At first glance, he explained, the situation in Russia's economy appeared to be the best in decades. However, he stressed that the overall picture was more modest if one looked at output volumes, foreign direct investments, export of capital and the quality of economic policy. As an example, he compared Russia with Estonia.

"In Estonia the economy grew by 10 percent, even with the soaring oil prices that constituted an additional burden for the economy," Illarionov said. "With these same conditions, which are extremely favorable due to oil proceeds, the Russian economy only grew by 6.5 percent." Referring to an analysis by the Russian Institute of Economic Research, the former economic adviser, who was shunned by the Kremlin after his criticism of the Yukos affair, said that if the price of oil had not risen last year, Russia's gross domestic product would have fallen by 9.9 percent.

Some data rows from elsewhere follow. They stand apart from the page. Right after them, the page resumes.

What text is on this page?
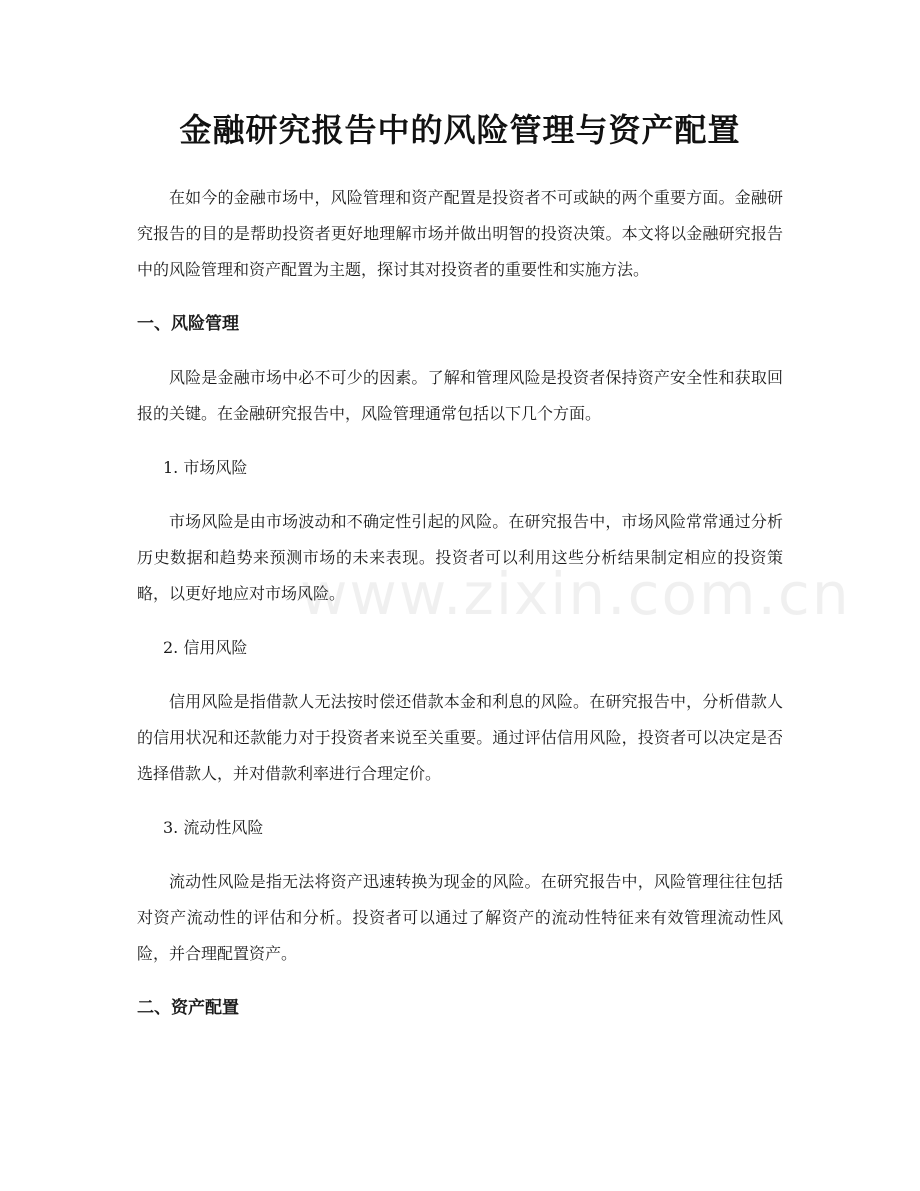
www.zixin.com.cn
金融研究报告中的风险管理与资产配置

在如今的金融市场中，风险管理和资产配置是投资者不可或缺的两个重要方面。金融研究报告的目的是帮助投资者更好地理解市场并做出明智的投资决策。本文将以金融研究报告中的风险管理和资产配置为主题，探讨其对投资者的重要性和实施方法。

一、风险管理

风险是金融市场中必不可少的因素。了解和管理风险是投资者保持资产安全性和获取回报的关键。在金融研究报告中，风险管理通常包括以下几个方面。

1. 市场风险

市场风险是由市场波动和不确定性引起的风险。在研究报告中，市场风险常常通过分析历史数据和趋势来预测市场的未来表现。投资者可以利用这些分析结果制定相应的投资策略，以更好地应对市场风险。

2. 信用风险

信用风险是指借款人无法按时偿还借款本金和利息的风险。在研究报告中，分析借款人的信用状况和还款能力对于投资者来说至关重要。通过评估信用风险，投资者可以决定是否选择借款人，并对借款利率进行合理定价。

3. 流动性风险

流动性风险是指无法将资产迅速转换为现金的风险。在研究报告中，风险管理往往包括对资产流动性的评估和分析。投资者可以通过了解资产的流动性特征来有效管理流动性风险，并合理配置资产。

二、资产配置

At the same time, large oil export proceeds have given Vladimir Putin's administration the opportunity of showing itself off as having brought prosperity to Russia. "A billion dollars of oil proceeds a day 's what kind of economic reform could give a comparable result?" Illarionov, a pro-market advocate, asked rhetorically. Illarionov worked for six years as economic adviser to Putin. He is now a critic of the regime, going so far as to claim Russia is no longer a free country.
The economist also said the way Russia dealt with the Iranian nuclear crisis had the apparent aim of keeping the price of oil at its present high level.